Sondage, mon doux sondage…
Ce dimanche soir 29 novembre 2009, au moment de l’analyse des résultats de l’initiative anti-minarets, entre certains promoteurs de ladite initiative qui avouaient à demi-mots avoir été confortés par les sondages qui les annonçaient perdants – de peu, mais perdants tout de même, et les « anti anti-minarets » qui affichaient la « gueule de bois » de circonstance en pareille situation, on a cru voir des enfants, au sortir d’une nuit agitée, douter de l’utilité de leur doudou à les rassurer avant de s’endormir. Et de se raccrocher maintenant, de façon plus ou moins déclarée, à un « super doudou » : la CEDH, j’ai cité la Cours Européenne des Droits de l’Homme !
Tout même ! On le sait – et ils [nos responsables de partis nationaux] l’ont aussi appris [pour peu qu'ils se soient intéressés un jour à la question des sondages] : si la procédure suivie par les instituts de sondages et l’exploitation des données recueillies participent bien, elles, d’une démarche scientifique, à l’instar d’une critique, les résultats, eux, ne doivent pas être admis comme des vérités, loin s’en faut.
Car, entre-nous : qui va répondre en son âme et conscience à la question d’un sondeur en sachant plus ou moins pertinemment que sa réponse le classera dans l’innommable au moment de la publication des résultats : raciste, xénophobe, homophobe, etc. ? Au mieux une infime une minorité.
Et toujours entre-nous : malgré tout leur sérieux à tendre à l’objectivité, qui peut croire que les instituts de sondages ont trouvé aujourd’hui la parade miracle au phénomène susmentionné pour abstraire leurs résultats de ce type de biais ? Qui ? Franchement !

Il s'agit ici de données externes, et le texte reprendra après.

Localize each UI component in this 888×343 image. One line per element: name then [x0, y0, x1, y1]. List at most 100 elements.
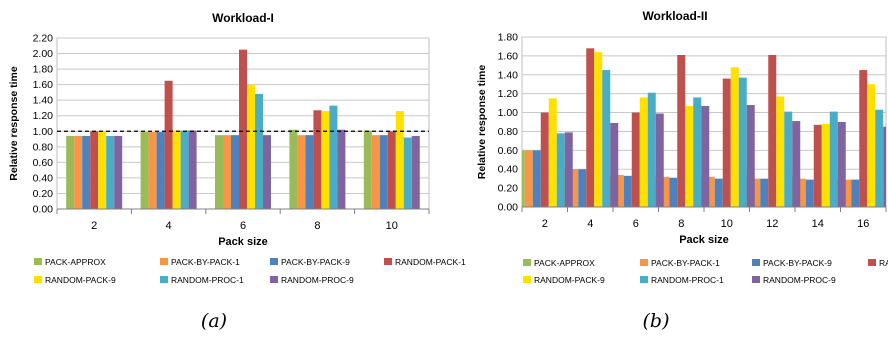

Mais n’allons pas, comme c’est souvent le cas en pareil lendemain de votations, vouer les instituts de sondage aux gémonies : ils sont composés pour la plupart de spécialistes qui ont une approche scientifique de leur métier, voire de leur art, dès lors qu’ils travaillent sur un matériau [nous] qui n’a pas la stabilité émotionnelle d’un caillou. Au mieux, peut-on reconnaître aux instituts de sondage une coresponsabilité dans l’importance que les élites politiques accordent à leur production, pour se rassurer, s’endormir et éventuellement se secouer face à une échéance électorale ou en votation populaire.
Au final ? Une incapacité manifeste des responsables politiques à communiquer avec leurs concitoyens·ennes, à leur expliquer les choses ainsi qu’à lancer un débat de société autre que celui de peindre le diable sur la muraille ou de s’écharper autour d’affiches. Des dirigeants et des figures de partis nationaux qui nous laissent la furieuse impression que pour mener campagne ils ne savent sortir de leur boîte à outil intellectuelle que le sondage comme doudou pour conjurer leurs propres peurs. Un beau gâchis. Pour les musulmans de Suisse, d’abord, pour les Suisses et la Suisse, ensuite.